Ulster Rugby vs Munster

Following tumultuous weeks on and particularly off the pitch during the opening rounds of the European campaigns it’s very much back to Guinness PRO12 business over the next 24 hours. RIVALS IN A LEAGUE OF THEIR OWN

Ulster fans who, last Saturday, so tunefully and emotionally joined in the farewell salute to one of the game’s finest servants and genuine heroes, must harness the same passion on this very special Kingspan Stadium evening. The arrival of Munster at any point in the season is always something which gets the juices going; the men in red have for over a century offered a very unique Inter-Provincial challenge.
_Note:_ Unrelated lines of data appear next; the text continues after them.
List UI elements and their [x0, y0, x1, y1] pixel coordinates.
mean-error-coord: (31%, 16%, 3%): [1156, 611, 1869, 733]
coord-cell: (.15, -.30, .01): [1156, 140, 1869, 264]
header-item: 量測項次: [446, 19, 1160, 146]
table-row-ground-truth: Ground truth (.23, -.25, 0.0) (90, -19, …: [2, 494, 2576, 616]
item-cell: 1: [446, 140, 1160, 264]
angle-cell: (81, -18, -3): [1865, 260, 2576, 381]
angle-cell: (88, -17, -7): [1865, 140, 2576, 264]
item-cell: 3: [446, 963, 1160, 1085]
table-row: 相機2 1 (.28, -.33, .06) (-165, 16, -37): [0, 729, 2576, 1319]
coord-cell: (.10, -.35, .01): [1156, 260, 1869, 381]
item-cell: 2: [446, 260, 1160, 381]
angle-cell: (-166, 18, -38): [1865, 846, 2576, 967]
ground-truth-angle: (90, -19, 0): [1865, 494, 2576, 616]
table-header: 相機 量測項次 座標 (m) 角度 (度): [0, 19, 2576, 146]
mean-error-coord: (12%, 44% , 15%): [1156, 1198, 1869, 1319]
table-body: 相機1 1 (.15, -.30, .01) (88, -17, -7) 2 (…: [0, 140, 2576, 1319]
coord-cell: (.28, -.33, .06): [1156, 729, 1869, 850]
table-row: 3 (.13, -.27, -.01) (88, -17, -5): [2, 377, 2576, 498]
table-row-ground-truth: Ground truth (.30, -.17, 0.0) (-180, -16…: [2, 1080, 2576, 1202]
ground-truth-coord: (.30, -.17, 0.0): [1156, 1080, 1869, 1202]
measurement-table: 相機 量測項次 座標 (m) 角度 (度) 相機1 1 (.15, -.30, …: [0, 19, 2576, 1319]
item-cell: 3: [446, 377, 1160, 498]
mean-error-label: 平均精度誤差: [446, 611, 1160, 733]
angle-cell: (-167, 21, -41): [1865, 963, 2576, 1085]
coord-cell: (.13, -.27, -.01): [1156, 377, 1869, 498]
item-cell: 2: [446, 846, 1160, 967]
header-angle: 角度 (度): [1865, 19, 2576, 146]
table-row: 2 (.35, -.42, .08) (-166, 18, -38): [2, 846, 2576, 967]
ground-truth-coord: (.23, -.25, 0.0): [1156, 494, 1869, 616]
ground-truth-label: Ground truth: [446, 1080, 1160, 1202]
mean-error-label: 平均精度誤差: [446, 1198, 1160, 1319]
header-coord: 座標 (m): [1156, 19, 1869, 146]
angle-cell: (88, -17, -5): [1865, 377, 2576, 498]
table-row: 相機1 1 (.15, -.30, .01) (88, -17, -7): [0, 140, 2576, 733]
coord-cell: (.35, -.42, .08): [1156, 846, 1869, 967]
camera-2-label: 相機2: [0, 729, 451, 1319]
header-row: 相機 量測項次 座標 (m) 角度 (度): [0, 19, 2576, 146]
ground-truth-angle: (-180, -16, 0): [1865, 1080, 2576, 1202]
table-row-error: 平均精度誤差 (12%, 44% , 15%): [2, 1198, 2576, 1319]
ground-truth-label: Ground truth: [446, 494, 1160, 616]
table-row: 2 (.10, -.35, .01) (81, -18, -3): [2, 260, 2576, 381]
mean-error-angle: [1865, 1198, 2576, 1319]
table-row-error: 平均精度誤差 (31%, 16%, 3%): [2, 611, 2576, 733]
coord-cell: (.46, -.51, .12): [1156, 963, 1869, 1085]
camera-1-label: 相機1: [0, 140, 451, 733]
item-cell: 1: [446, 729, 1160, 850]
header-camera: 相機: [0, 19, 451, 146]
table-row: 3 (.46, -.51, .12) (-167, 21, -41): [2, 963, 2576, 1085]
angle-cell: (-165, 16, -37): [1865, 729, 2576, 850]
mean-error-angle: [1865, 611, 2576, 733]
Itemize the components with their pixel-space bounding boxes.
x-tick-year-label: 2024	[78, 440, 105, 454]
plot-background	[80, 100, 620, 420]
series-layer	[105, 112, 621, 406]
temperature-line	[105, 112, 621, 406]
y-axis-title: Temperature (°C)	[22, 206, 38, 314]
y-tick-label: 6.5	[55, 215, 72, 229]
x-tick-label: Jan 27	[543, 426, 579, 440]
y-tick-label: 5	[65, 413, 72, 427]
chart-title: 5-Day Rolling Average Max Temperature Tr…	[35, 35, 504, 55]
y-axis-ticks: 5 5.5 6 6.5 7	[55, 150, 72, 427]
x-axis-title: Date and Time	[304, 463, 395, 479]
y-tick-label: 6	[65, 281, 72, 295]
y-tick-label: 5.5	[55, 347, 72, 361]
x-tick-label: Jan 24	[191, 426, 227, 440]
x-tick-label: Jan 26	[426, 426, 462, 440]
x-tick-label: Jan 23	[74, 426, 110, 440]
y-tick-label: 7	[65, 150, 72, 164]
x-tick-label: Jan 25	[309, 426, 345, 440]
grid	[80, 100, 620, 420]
Nowadays the matches with Ulster are played within the competitive structures of League and Cup, but they are always rumbustious and highly-charged. This evening the hosts will acknowledge the very best virtues of Munster Rugby: its fervour, its resilience, its implacable rejection of anything less than total commitment to the cause of team and community, and its relish to vanquish all opposition with complete mental and physical application and imagination. Anthony Foley, of Munchins, Shannon, Munster and Ireland represented all those qualities, and as Head Coach of his beloved Province he was not just respected, he was held in an affection few in any walk of life can expect. The tangible and audible evocation of this will be demonstrated in full measure at Kingspan, and hopefully his wife and sons will get some comfort from the swell of pride the game and people beyond it had in Axel, a true legend. His team did him immense credit last Saturday when, after deciding to go ahead with its Champions Cup tie with Glasgow Warriors, it thrilled a capacity Thomond Park crowd already fuelled by an overwhelming emotion of loss. Those players in the Munster family are part of Foley’s giant legacy, but he would want them to do what he wanted of them each and every day: their best. And so Ulster can expect a formidable opposition this evening, and as thoughts delicately turn to the matter in hand, a win in the PRO12, the supporters of both teams who’ll fill Kingspan to the rafters can expect a rousing if emotionally embroidered encounter between a team which has set the pace in the league since September and one which stumbled early on but is now very much in the title-chasing fray. Indeed, it’s a remarkable thought that by Saturday evening any one of the top six teams in the PRO12 could sit atop the pile so congested is the field. Ulster – if it wins - can, though, approach its final game before the Autumn International break in

Edinburgh next Friday assured of an entrenched Top Four spot. Munster will have very different thoughts and skipper Peter O’Mahony – who can never have imagined been thrust back into action this month after a long injury lay-off in such surreal and tragic circumstances - will want to once more summon up the will in his panel which saw Glasgow so spectacularly put to the sword in Limerick last week. A win for the visitors in Belfast could – if Cardiff and Glasgow were to falter at home to the Scarlets and Treviso respectively tonight – launch the men in red to pole position in the table. Coaches Les Kiss, Neil Doak, Allen Clarke, Joe Barakat – on the eve of his departure from Ulster to hopefully great things ‘down under’ – with Niall Malone, will have examined the visitors’ strengths and skillsets in minute detail, they will have factored in all the traditional Munster qualities and the extraordinary hinterland to this game. The Champions Cup win over Exeter in Belfast last Saturday was thrilling in its climax but players, management and fans know that a repeat staccato display will not forever deliver results and vital league points. Moments of brilliance and carnage from Charles Piutau stood out too brightly as rare beacons of invention, and the handling errors in difficult conditions were compounded – less forgivably – by the concession of penalties in the wrong areas of the pitch. Only Paddy Jackson’s super drop goal prevented Gareth Steenson and his impeccable boot leaving his former home with a victory for the Chiefs. Kiwi out-half Tyler Bleyendaal showed how punishing his place-kicking can be, and he also showed that as a playmaker he brings something to the current Munster team it had lacked in the early weeks of the season, a real attacking spark so reminiscent of the glory days. Munster, with CJ Stander, O’Mahony, Donnacha Ryan, Tommy O’Donnell, Dave Kilcoyne, James Cronin, Conor Murray and Simon Zebo – to name but a few shrewd, experienced and talented players – will exploit any such spendthrift offences in the ruck or maul, and Ulster will have watched a replay of the Exeter game through gritted teeth. It will be a match day panel determined to sweep away the negatives in the performances against Connacht and Bordeaux-Begles in defeat, and perhaps more significantly against the Chiefs in dramatic but unconvincing victory.